Most of the apps on my phone aren’t obfuscated

I think it’s important for any app that deals with sensitive user data to incorporate code obfuscation into their security.  While far from impenetrable, it’s a useful layer in thwarting reverse-engineers from understanding your app and using that knowledge against you.  If you’ve wondered why I seem to be on a code obfuscation kick recently, it’s because I’ve noticed, anecdotally, that a lot of apps I expected to be using obfuscation, weren’t.  So I set out to see if I could do some research and turn that anecdote into data.

I took all of the apps I have on my phone right now, and calculated how well the code was obfuscated (see methodology notes at the end of the post if you’re curious).  Here are the points that jumped out at me:

  • Most of the apps on my phone aren’t obfuscated. 53% of apps fall in the 0-20% obfuscated bucket, which means they probably didn’t have ProGuard turned on at all.
  • Most of the remaining apps are poorly-to-medium obfuscated. The next 35% of apps are 20-60% obfuscated, which means they probably put some effort into obfuscating the code, but weak configurations (like overusing the -keep directive) have kept much of their code un-obfuscated.
  • A small portion of apps are well obfuscated. Just 12% of apps are in the 60+% obfuscated range, where most of their code is very difficult to follow.

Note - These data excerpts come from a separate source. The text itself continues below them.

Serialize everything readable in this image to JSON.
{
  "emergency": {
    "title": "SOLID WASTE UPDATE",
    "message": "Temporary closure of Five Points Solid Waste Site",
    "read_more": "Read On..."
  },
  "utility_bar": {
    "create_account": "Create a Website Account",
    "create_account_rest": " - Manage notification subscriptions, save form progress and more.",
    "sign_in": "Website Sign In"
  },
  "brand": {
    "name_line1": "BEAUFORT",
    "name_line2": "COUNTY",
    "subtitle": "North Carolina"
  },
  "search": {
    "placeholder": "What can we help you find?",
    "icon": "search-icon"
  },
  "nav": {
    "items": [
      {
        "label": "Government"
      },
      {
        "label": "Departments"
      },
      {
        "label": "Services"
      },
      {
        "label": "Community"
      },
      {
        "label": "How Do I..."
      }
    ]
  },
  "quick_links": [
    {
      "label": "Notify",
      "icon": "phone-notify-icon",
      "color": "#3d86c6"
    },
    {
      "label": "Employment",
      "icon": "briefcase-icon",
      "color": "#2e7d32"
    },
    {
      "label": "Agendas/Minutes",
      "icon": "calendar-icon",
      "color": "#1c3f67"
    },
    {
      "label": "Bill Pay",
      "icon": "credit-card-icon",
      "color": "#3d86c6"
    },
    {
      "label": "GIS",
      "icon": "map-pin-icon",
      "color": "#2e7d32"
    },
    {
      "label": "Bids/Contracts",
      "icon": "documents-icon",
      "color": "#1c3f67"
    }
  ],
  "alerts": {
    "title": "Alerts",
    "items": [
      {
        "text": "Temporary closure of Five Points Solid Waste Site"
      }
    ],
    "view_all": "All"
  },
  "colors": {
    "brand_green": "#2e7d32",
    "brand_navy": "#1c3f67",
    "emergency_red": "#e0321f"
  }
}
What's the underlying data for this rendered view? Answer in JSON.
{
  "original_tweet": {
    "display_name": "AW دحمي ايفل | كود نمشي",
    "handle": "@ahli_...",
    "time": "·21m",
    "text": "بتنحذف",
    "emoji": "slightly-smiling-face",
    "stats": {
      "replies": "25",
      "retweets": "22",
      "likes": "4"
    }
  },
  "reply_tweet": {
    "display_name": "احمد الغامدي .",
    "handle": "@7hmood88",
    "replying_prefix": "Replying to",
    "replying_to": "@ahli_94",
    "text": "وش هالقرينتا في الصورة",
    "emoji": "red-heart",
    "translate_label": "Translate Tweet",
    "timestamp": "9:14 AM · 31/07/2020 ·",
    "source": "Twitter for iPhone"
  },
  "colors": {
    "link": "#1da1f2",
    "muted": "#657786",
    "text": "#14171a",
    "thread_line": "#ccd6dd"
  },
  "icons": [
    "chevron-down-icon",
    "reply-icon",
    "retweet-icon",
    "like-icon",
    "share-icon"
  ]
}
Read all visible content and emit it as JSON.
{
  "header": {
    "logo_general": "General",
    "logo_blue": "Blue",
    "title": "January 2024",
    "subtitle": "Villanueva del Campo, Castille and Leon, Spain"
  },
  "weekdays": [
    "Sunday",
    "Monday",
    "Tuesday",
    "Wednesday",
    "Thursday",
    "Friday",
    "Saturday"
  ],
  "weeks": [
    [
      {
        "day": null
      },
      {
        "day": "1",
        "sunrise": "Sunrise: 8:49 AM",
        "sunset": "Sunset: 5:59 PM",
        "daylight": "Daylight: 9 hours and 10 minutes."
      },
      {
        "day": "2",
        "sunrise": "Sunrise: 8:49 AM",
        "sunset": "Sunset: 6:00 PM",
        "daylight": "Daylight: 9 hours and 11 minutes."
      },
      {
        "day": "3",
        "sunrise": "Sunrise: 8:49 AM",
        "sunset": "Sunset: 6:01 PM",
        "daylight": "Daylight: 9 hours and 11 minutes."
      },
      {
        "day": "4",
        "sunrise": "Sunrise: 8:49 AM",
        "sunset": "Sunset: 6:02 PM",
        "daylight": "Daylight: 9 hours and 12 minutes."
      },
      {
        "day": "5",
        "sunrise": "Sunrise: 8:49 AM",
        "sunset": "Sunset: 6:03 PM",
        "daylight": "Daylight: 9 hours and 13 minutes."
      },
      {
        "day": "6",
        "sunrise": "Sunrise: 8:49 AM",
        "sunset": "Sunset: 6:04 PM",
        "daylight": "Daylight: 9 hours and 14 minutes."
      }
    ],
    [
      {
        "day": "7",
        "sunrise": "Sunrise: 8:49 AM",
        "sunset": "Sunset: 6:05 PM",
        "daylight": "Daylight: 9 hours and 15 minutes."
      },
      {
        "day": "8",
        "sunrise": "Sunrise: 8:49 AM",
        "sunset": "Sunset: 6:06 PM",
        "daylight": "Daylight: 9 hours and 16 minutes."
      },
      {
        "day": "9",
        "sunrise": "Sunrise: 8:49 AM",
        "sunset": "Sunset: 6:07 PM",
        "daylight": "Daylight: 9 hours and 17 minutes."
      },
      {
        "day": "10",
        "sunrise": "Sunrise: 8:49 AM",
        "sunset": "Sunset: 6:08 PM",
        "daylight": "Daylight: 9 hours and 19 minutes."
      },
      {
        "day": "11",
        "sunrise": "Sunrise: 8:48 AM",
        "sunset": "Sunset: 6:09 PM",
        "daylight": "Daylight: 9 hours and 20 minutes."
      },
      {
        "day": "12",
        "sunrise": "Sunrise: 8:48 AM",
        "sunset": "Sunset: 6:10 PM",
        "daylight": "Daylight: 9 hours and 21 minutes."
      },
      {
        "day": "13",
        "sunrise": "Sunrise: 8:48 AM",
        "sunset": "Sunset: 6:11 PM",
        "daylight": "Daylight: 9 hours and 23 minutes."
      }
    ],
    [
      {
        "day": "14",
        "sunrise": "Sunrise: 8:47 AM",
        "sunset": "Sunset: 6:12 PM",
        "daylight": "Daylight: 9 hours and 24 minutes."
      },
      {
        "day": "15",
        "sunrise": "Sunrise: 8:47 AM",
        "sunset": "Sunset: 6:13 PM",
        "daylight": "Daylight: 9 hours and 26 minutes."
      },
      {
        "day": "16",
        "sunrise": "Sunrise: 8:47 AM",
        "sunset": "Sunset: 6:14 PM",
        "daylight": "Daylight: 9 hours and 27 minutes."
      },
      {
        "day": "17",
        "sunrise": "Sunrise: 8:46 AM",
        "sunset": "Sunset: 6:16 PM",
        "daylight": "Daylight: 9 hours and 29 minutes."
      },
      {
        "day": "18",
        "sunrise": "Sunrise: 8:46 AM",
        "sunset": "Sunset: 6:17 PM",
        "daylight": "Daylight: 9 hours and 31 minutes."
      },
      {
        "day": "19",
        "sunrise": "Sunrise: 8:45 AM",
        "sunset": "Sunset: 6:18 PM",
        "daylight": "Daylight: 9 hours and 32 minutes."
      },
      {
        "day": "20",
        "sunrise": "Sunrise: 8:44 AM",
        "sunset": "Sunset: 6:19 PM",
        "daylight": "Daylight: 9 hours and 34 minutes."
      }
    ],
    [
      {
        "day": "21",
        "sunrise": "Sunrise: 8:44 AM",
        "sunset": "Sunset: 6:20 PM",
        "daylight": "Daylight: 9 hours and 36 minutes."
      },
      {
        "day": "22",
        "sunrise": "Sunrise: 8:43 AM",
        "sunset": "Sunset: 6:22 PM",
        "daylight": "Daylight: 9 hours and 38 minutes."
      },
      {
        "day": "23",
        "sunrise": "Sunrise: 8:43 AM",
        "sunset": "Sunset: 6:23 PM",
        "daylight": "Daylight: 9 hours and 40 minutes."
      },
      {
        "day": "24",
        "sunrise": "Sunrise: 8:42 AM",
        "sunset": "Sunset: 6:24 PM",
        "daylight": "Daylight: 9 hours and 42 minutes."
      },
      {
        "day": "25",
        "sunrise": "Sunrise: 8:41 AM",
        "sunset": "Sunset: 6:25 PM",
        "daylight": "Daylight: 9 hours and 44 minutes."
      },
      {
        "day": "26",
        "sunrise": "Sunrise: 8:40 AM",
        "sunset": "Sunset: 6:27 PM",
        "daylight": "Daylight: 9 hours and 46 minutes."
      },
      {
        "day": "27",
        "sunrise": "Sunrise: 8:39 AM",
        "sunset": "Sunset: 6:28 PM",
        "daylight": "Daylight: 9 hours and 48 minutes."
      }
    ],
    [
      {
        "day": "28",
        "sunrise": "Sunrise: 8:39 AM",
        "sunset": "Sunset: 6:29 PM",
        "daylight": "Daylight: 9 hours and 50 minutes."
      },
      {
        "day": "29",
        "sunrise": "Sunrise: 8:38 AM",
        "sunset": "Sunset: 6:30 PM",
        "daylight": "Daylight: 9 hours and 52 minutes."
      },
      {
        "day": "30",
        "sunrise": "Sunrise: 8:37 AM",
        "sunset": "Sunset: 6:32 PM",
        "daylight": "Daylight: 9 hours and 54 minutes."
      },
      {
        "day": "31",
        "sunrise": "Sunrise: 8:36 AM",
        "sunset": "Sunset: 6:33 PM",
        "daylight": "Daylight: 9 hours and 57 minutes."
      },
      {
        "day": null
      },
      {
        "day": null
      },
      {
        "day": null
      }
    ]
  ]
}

Why would an app with ProGuard turned off have a score greater than 0? A small part of that would be due to false positives (see the “Methodology” section, below) but most is due to third-party library code that has its internal implementation details obfuscated, before that code is even packaged into an app.

Methodology

    • Corpus – As alluded to in the post, I ran this analysis on the apps that I have installed on my personal phone.  This group of apps probably isn’t a perfectly representative sample of apps on the app store.  It is, however, a representative sample of apps that I actually care about 🙂
    • Tools – to calculate the “% obfuscated” metric, I used the `apkanalyzer` tool included in the Android SDK.  Looking through the classes, methods, and fields, I counted the number that appear to have been obfuscated (see next point), and added them all up for a ratio.
    • Metric – deciding whether something has been obfuscated isn’t straightforward; different obfuscation methods will yield different results.  But I know ProGuard is a common tool for Android obfuscation, and it prefers to transform names to single-character names, so I checked for single-character names.  This has the potential for false positives (e.g. x, y, z in a graphics data class would register as obfuscated even though those are probably the original names) and false negatives (any other obfuscation method might choose different names which aren’t single-character, which this analysis would miss).

 

ProGuard pro-tip: Don’t use ProGuard’s “-include” with Gradle builds

I like to organize my ProGuard rules by breaking them up into separate files, grouped by what they’re acting on — my data model, third-party libs, etc.

It’s tempting to reference one main ProGuard file from your build.gradle, and then put ‘-include’ entries in the main file to point to the rest, but there’s a problem with this. If you make a change in one of the included files, it won’t be picked up until you do a clean build.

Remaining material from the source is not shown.